Port Lands Flood Protection
Looking to the future, the Port Lands Flood Protection project is a 41-hectare infrastructure project which will naturalize and extend the mouth of the Lower Don River into Toronto’s Port Lands. Once complete, this $1.25-billion project will unlock nearly 290 hectares (715 acres)  of land currently within the flood plain  for future city growth. This project will have a significant influence on the City  of Toronto, both in terms of creating  crucial infrastructure, and as a catalyst  for visionary city building.

In addition to providing much needed flood protection, it will create 37 hectares of new publicly accessible greenspace, including a network of new public parks along the banks of the new river, and a series of connected aquatic, wetland, and terrestrial habitats.  The route of the river will carve a new island—Villiers Island—that will evolve into a highly sustainable mixed-use community with four distinct water’s edges.

The Port Lands Flood Protection project is being designed by a team led by Michael Van Valkenburgh and Associates which consists of hundreds of people from various disciplines, ranging from water resources, structural, ecological, civil and marine engineering to wayfinding, play, and lighting design.
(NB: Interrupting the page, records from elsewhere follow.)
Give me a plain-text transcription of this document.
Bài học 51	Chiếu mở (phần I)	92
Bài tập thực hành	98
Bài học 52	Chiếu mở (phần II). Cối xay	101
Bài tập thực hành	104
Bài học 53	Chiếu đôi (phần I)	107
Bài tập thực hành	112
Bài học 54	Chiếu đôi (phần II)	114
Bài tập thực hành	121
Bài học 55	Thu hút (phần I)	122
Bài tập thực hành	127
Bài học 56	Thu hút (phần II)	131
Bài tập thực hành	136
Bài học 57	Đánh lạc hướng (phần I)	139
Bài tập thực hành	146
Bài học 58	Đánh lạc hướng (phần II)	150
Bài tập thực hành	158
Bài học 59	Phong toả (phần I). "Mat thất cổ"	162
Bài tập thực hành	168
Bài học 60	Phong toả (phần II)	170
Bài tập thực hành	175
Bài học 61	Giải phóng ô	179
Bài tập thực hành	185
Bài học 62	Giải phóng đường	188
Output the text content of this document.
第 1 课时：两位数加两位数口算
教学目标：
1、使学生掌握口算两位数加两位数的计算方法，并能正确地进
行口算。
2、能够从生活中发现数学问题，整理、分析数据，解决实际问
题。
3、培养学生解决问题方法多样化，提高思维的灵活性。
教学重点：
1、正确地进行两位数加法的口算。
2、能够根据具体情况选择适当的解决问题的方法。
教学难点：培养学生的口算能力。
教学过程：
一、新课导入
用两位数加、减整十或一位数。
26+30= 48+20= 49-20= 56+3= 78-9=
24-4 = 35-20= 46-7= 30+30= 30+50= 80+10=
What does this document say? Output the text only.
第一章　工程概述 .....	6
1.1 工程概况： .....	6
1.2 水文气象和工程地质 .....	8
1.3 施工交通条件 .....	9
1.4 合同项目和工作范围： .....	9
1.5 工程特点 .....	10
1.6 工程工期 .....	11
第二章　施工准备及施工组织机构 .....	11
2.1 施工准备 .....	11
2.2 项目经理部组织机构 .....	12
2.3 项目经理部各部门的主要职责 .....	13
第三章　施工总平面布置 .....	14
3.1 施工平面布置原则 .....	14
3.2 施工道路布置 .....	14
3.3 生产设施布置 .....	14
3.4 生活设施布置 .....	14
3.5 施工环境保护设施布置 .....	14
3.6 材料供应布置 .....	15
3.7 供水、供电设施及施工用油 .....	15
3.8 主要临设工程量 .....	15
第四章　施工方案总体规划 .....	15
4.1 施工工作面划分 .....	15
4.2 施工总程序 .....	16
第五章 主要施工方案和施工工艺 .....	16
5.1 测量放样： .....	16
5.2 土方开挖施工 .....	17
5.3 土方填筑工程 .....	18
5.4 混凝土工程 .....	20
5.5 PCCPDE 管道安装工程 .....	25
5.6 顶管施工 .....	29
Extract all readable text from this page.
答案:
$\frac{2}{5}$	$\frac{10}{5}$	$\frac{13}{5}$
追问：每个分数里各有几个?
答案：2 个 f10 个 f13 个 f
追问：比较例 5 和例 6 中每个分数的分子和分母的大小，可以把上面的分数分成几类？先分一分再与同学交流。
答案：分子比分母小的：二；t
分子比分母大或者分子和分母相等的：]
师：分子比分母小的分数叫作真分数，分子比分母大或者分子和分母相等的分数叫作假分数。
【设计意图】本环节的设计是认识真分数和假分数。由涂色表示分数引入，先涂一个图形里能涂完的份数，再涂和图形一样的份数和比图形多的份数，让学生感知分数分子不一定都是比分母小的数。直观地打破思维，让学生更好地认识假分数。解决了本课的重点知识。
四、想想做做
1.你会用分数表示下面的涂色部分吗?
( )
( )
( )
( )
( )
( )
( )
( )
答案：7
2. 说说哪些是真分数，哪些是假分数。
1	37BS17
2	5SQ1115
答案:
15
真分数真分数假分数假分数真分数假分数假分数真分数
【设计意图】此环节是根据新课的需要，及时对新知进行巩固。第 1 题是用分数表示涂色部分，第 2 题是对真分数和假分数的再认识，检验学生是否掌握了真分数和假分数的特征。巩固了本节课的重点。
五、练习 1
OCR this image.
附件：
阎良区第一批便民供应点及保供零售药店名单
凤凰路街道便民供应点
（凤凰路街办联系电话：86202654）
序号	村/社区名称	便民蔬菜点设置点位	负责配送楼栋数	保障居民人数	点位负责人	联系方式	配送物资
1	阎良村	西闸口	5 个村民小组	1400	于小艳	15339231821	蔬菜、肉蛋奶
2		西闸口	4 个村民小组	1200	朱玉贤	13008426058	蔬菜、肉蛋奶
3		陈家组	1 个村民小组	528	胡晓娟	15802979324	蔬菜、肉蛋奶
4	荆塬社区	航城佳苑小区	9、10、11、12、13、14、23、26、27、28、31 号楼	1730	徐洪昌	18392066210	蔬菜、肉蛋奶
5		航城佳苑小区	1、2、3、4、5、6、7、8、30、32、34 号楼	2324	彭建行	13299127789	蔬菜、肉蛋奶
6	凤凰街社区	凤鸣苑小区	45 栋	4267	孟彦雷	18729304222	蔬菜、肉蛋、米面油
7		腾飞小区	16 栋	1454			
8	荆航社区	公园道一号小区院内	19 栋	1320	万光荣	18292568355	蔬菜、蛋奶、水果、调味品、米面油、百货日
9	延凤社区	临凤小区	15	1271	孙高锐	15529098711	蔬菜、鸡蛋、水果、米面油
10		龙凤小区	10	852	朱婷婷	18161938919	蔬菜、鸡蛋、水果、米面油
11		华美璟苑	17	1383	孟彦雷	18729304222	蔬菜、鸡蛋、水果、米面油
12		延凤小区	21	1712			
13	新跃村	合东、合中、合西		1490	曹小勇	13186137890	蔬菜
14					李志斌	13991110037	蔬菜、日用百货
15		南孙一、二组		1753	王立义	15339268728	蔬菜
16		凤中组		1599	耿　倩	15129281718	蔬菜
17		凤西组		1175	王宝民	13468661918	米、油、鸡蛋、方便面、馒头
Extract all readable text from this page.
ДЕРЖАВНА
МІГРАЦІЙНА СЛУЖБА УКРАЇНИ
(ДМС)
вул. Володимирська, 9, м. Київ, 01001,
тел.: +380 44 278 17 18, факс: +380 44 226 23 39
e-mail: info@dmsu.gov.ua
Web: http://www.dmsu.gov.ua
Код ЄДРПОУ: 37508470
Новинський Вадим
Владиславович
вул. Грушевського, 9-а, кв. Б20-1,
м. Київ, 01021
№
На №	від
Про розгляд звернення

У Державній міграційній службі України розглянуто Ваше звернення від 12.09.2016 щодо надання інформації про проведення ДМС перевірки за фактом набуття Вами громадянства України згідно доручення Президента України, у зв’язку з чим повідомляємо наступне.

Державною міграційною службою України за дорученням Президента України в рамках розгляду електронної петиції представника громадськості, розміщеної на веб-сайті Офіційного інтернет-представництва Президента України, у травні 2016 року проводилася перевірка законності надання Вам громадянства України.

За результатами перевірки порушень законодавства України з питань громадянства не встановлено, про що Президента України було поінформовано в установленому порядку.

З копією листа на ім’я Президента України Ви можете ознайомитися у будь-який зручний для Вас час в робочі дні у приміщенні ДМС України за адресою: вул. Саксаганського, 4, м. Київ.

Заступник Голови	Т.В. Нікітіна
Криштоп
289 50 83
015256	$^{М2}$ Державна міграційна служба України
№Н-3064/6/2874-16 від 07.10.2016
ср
Each team member plays a specific and important role. This team is being led by a landscape architecture firm with an inspiring vision that drives the whole team towards excellence. As generalists, the project leads landscape architects are able to understand and decode the complexity of this multi-disciplinary challenge. Success for a project like this will be characterized by the creation of a seamless experience, through a series of unique ecosystems and highly engineered landscape typologies. Once the project is established, the line between the flood plain and the parks should be invisible to visitors, and the heavily-designed infrastructure built to protect hundreds of hectares from flooding should be almost indiscernible from the public space.

In each of these projects, the landscape architect had a strong and holistic vision; the technical capacity to lead the complex process of city building; and the ability to guide decision-making throughout design and construction. These capacities allowed the leads to deliver major projects that were not just traditional parks, but also streetscapes, infrastructure and urban renewal projects.

However, it is the landscape architect’s aspiration to create delight within our cities that truly separates them from their peers. The first principle articulated in the New York City High Performance Landscape Guidelines is to “Engage users: create delight, in any of its forms— seasonal beauty, discovery, aesthetic beauty, and even whimsy.”

In fast-growing cities where parks and public space are becoming an increasingly limited resource, each open space needs to work hard. Often, opportunities to create delightful experiences in the public realm are not obvious—it takes a project lead who 11 can see how landscape can be integrated with necessary infrastructure (like roads, highways, rail or flood measures). As lead on these projects, the landscape architect’s gift is to consider how people will inhabit and enjoy a place, and to ensure that each precious new public space will be the place of endless delightful experiences.